If you’re feeling blue, how do you give yourself a happiness boost? Or, like a “comfort food,” do you have a comfort activity? (mine is reading children’s books). I am a coffee fanatic. The best present I have received and which gives me a small boost of happiness every time (every day) I use it, is my Keurig. The smell of coffee alone makes me all warm and fuzzy inside.

Is there anything that you see people around you doing or saying that adds a lot to their happiness, or detracts a lot from their happiness? Absolutely. I recently had dinner with a friend which inspired a conversation around the need to make proactive changes in her life. I think people easily forget that they have the power to change their lives if they aren’t happy with the way it is. Moreover, if you have a bad day or a bad week, it doesn’t mean your entire life is bad. I can think of several people who are very proactive and it adds a lot to their happiness. On the flip side, I can also think of several people who are not proactive and from an outside perspective, it certainly detracts a lot from their happiness.

Have you always felt about the same level of happiness, or have you been through a period when you felt exceptionally happy or unhappy – if so, why? If you were unhappy, how did you become happier? When I was living in Guatemala, I felt exceptionally happy and fulfilled in life. I had a clear direction and purpose. I felt fulfilled. And to top it all off, I had companionship. New love and a satisfied, fulfilled life makes for one happy lady.

Is there some aspect of your home that makes you particularly happy? Having a minimalist vision for my house and following the vision through. I felt so accomplished after re-doing my guest room, cleaning out my closets, and going through old mementos.
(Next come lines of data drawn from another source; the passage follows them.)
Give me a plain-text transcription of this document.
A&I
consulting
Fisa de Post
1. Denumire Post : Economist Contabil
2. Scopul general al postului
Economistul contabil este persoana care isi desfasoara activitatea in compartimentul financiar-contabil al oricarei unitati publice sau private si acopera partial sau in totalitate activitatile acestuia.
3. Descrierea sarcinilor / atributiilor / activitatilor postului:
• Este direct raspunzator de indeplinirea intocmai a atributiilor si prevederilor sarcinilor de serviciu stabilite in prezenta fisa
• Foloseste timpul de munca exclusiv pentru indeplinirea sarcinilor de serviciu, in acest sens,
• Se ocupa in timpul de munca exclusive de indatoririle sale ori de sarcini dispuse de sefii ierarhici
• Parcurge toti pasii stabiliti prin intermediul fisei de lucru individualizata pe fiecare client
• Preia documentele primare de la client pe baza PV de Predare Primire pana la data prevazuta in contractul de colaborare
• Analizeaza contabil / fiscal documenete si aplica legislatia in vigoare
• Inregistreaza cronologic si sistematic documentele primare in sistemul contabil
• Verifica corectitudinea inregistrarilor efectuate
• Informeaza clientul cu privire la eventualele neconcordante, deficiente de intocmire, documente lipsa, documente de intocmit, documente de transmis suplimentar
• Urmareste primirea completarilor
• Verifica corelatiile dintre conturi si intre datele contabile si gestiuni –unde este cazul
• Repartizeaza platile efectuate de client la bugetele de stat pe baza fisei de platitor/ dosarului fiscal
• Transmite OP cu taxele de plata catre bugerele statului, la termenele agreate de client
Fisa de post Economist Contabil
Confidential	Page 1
It’s hard work to go through years of belongings and differentiate between what is trash and what is treasure. Ultimately, though, I’ve created a feel uniquely my own when you walk in the front door and when people comment on how comfy and homey my house is – it just makes me feel really good.

Have you ever been surprised that something you expected would make you very happy, didn’t – or vice versa. Retail therapy. Enough said.